L'opéra doit s'ouvrir, ne cesse-t-on de nous répéter. Ici comme souvent, le mélange des genres aboutit à la trivialité.
Il y a cinquante ans, leurs noms étaient dans tous les journaux en France presque autant qu'en Allemagne : Andreas Baader, Ulrike Meinhof, Gudrun Ensslin et les autres formaient la Fraction Armée Rouge, la RAF, le principal groupe terroriste d'extrême-gauche en Allemagne dans les années 70, et c'est à Stuttgart même, à la prison de Stammheim, qu'ils ont été jugés entre 1975 et 1977 (plusieurs d'entre eux se suicident dans cette même prison une même nuit d'octobre 1977). On n'en a pas fini de l'histoire désolante de ces idéalistes devenus criminels, justement scandalisés par la rémanence du passé nazi dans la société qui les entourait (le ministre-président de Bade-Wurtemberg entre 1966 et 1978 s'était illustré comme juge militaire au service du régime nazi).
Helmut Lachenmann s'était déjà confronté à cette histoire douloureuse avec La fille aux allumettes, autour de textes de Gudrun Ensslin. L'Opéra de Stuttgart, plutôt que de monter ce chef-d'œuvre fondateur, choisit de créer un nouvel opéra autour, si on a bien compris, des résonances contemporaines de cette histoire. Un nouvel opéra, oui, mais de qui ? Le problème de la soirée commence là : les compositeurs Vivan et Ketan Bhatti ne font que livrer une bande-son, et le livret est l'œuvre de Markus Winter « d'après une histoire de Markus Winter et Martin G. Berger », ce dernier étant le metteur en scène de cette création.
La mise en scène ne donne pas plus de structure à la soirée que le livret lui-même, à force de grands effets de fumigènes, de vidéos, de changements de décor sans justification. La musique des frères Bhatti est éclectique et banale – leur champ d'activité habituel est le théâtre parlé, parfois le cinéma, et si elle n'est pas désagréable à écouter, elle est faite pour rester au second plan, ce qui n'est pas sans perturber le critique d'opéra qui s'obstine à y chercher plus qu'elle ne peut offrir.

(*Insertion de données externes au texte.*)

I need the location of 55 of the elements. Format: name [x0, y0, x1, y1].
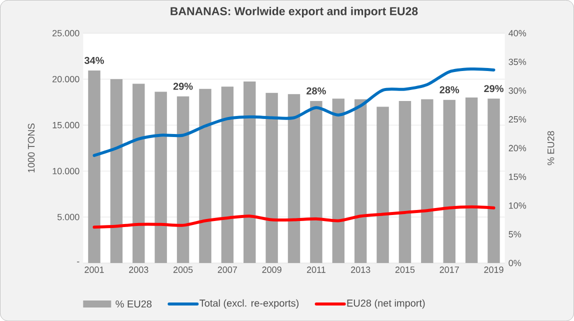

Mais le problème de cette pièce, c'est le livret : le texte est verbeux, interminable, et sans aucune ligne directrice. Markus Winter est connu (paraît-il) comme rappeur sous le nom de Maeckes, et sans doute est-il pour quelque chose dans la genèse du projet, auquel il participe aussi comme interprète. Sa présence sur scène s'avère du reste anecdotique – trois courtes scènes parlées, en rythme certes, mais à la portée du premier acteur venu, pour un personnage à la Elon Musk chargé de montrer que le capitalisme récupère tout, même la révolte.
La Baleine rouge, c'est le personnage interprété par Madina Frey, qui, outre cette identité cétacée, est aussi la lycéenne Isi, l'orque Gladis et la terroriste Ulrike Meinhof, ce qui est un peu beaucoup pour une seule interprète. On ne comprend pas bien ce qui unit les différentes facettes du personnage, à part une forme de révolte, et la navigation que la partition lui impose entre opéra et comédie musicale n'est pas très plaisante. Elle rencontre deux autres personnages, Ge et Abad (jeu sur les noms de Gudrun Ensslin et Andreas Baader), interprétés quant à eux par deux chanteurs de la troupe de l'Opéra de Stuttgart, Josefin Feiler et Matthias Klink, deux musiciens très respectables, mais qui n'ont pas grand-chose à chanter ni à incarner. Le sujet annoncé était passionnant, et indispensable pour aujourd'hui, où la colère monte de façon si saisissante dans tous les coins de la société : on pouvait difficilement imaginer que le spectacle en résultant passerait à ce point à côté des enjeux.
Le public de la première, paraît-il, a fêté la création avec des standing ovations ; pour cette deuxième représentation, avec de nombreuses places vides, il aura fallu se contenter d'applaudissements brefs et tout juste polis, l'orchestre étant, étrangement, le seul à recevoir quelques bravos. Même si la présence des proches des créateurs peut mettre de l'ambiance à la première, le contraste entre ces deux réceptions si opposées est pour le moins étrange. Le remplissage des représentations restantes confirme en tout cas le manque d'enthousiasme patent : le bouche à oreille n'est visiblement pas favorable à ce spectacle. La direction de l'Opéra de Stuttgart semble persuadée que faire pénétrer la pop, le rap et autres genres similaires est une voie d'avenir pour l'opéra, mais qui viendra à l'opéra pour voir ce qui nous envahit d'ores et déjà de toute part ? L'avenir de l'opéra n'est décidément pas dans cette solution de facilité, d'autant plus regrettable que partout ailleurs l'opéra d'aujourd'hui, sans concessions rétrogrades, se porte mieux que jamais.